Minha prima e minha irmã estão assistindo televisão. Elas não vão nos
incomodar. Vamos ficar naquele quarto.
Para Renato, os
metros que o separavam do quarto pareciam intransponíveis. Seu coração estava
acelerado. A distância intransponível não era tão intransponível assim.
Michelle tranca a porta, olha diretamente nos olhos de Renato e ordena:
– Deite na cama
e me observe.
Michelle efetua
quatro passos cheios de sensualidade, tira calmamente o vestido e exibe uma
lingerie branca de renda. Infelizmente ou felizmente, daqui para frente, o eu lírico não poderá utilizar uma
linguagem explícita e apelará, em alguns momentos, ao recurso da metáfora.
Prezado Leitor, ative vossa imaginação...
Beijos de língua
alcançam o mundo da loucura. As batidas fortes dos corações, somadas, formam um
“grande terremoto” no subsolo mental.
Arquétipos do inconsciente são desenterrados. A fêmea se regozija com os fortes
tapas. O corpo feminino é explorado na totalidade. Gemidos agudos ecoam pelo
espaço. Lábios molhados de forma recíproca no ponto mais sensível. Michelle
para e faz uma exigência:
– Eu quero sem
camisinha!
– Perfeito,
Gostosa!
Meneio masculino
titubeante em tom de provocação. Massagens circulares e verticais. As janelas
do paraíso estão cada vez mais intumescidas. O semblante feminino irradia
ansiedade até incidir em clamor: “por favor! Não faça isso comigo. Eu não
mereço”. Intermináveis segundos recrudescem a ânsia da jovem. Nada é eterno.

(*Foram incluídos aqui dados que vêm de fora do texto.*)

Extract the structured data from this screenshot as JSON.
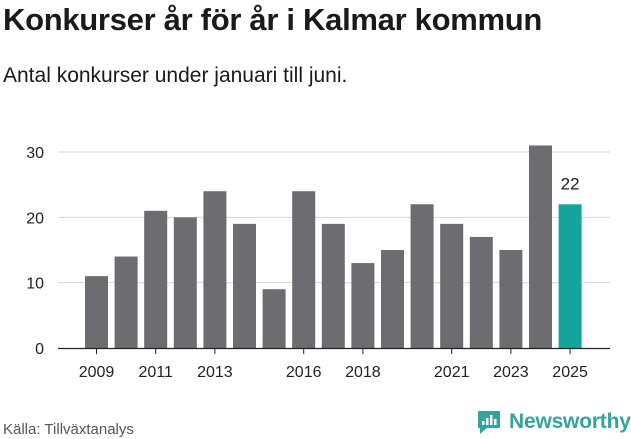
{
  "title": "Konkurser år för år i Kalmar kommun",
  "subtitle": "Antal konkurser under januari till juni.",
  "source": "Källa: Tillväxtanalys",
  "brand": {
    "name": "Newsworthy",
    "color": "#33a39b"
  },
  "chart_data": {
    "type": "bar",
    "categories": [
      "2009",
      "2010",
      "2011",
      "2012",
      "2013",
      "2014",
      "2015",
      "2016",
      "2017",
      "2018",
      "2019",
      "2020",
      "2021",
      "2022",
      "2023",
      "2024",
      "2025"
    ],
    "values": [
      11,
      14,
      21,
      20,
      24,
      19,
      9,
      24,
      19,
      13,
      15,
      22,
      19,
      17,
      15,
      31,
      22
    ],
    "x_tick_labels": [
      "2009",
      "2011",
      "2013",
      "2016",
      "2018",
      "2021",
      "2023",
      "2025"
    ],
    "y_ticks": [
      "0",
      "10",
      "20",
      "30"
    ],
    "ylim": [
      0,
      32
    ],
    "grid": true,
    "highlight": {
      "category": "2025",
      "label": "22",
      "color": "#13a49b"
    },
    "bar_color": "#6d6c70",
    "xlabel": "",
    "ylabel": ""
  }
}
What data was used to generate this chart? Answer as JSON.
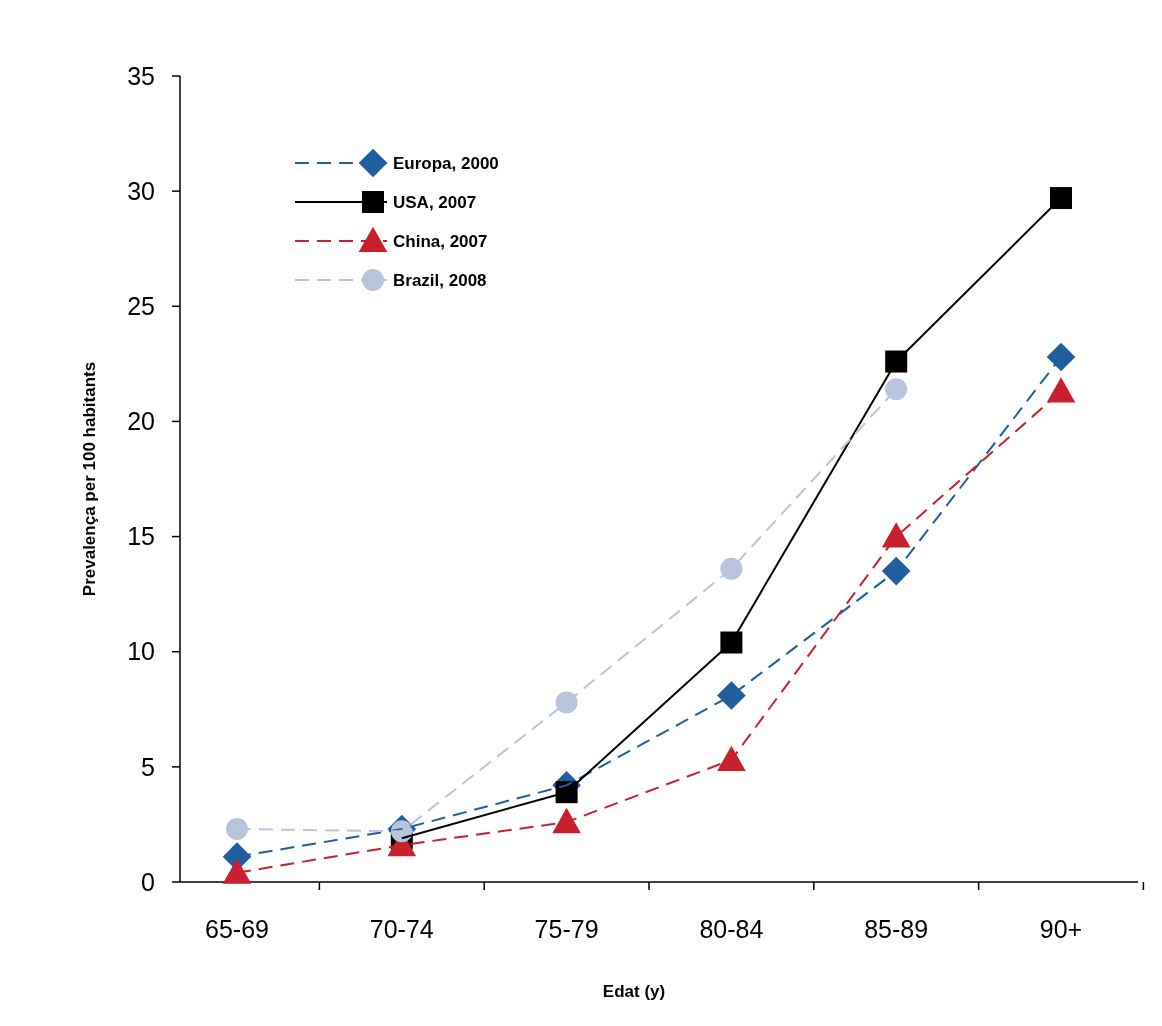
{
  "chart_data": {
    "type": "line",
    "xlabel": "Edat (y)",
    "ylabel": "Prevalença per 100 habitants",
    "categories": [
      "65-69",
      "70-74",
      "75-79",
      "80-84",
      "85-89",
      "90+"
    ],
    "ylim": [
      0,
      35
    ],
    "yticks": [
      0,
      5,
      10,
      15,
      20,
      25,
      30,
      35
    ],
    "grid": false,
    "legend": "top left",
    "series": [
      {
        "name": "Europa, 2000",
        "color": "#1f5fa0",
        "marker": "diamond",
        "line_style": "dashed",
        "values": [
          1.1,
          2.3,
          4.2,
          8.1,
          13.5,
          22.8
        ]
      },
      {
        "name": "USA, 2007",
        "color": "#000000",
        "marker": "square",
        "line_style": "solid",
        "values": [
          null,
          1.9,
          3.9,
          10.4,
          22.6,
          29.7
        ]
      },
      {
        "name": "China, 2007",
        "color": "#c8202f",
        "marker": "triangle",
        "line_style": "dashed",
        "values": [
          0.4,
          1.6,
          2.6,
          5.3,
          15.0,
          21.3
        ]
      },
      {
        "name": "Brazil, 2008",
        "color": "#b8c4dc",
        "marker": "circle",
        "line_style": "dashed",
        "values": [
          2.3,
          2.2,
          7.8,
          13.6,
          21.4,
          null
        ]
      }
    ]
  }
}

Michelle fecha os olhos e emite um suspiro abissal. Movimentos lentos e
rápidos, leves e bruscos. Borda da cama; pernas de Eva em V. Raiz quadrada de
16. Corpos em pé; perna suspensa de Isolda no braço de Tristão. Pégaso sem asas;
180 graus. O macho pousa sobre Afrodite. Os olhares tocam as profundezas da
alma. Explosão química! Líquidos se fundem numa substância alva e viscosa.
Ápice do prazer...
Casa de Renato.
28 de junho. Quinta-feira. 15h27. O jovem é indagado pela mãe:
– Renato, o que
aconteceu contigo? Você não para de escutar Faltando
um pedaço de Djavan.
– Mamãe, meu
coração está literalmente faltando um pedaço. Estou apaixonado e a saudade
“corta” o meu peito.
– Lamento,
Filho. Ah! Vou lavar a camisa cinza que você usou ontem à noite.
– Não! De jeito
nenhum!
– Por quê? –
pergunta a mãe de Renato meio incrédula.
– A senhora não
vai entender.
– Tudo bem!
Renato se afogou
no oceano do pensamento:
“Nenhuma foto. Não solicitei o endereço dela para
enviar uma carta. Não pedi o número do fixo. Absolutamente nada ou quase nada.
Na verdade, não posso afirmar que não há nada, afinal, as lembranças de
Michelle jamais serão apagadas da minha mente. Digamos que eu tenho uma
recordação de Michelle. O perfume dela ficou impregnado na camisa cinza. Toda
vez que eu senti saudades de Michelle, beijarei a camisa perfumada.”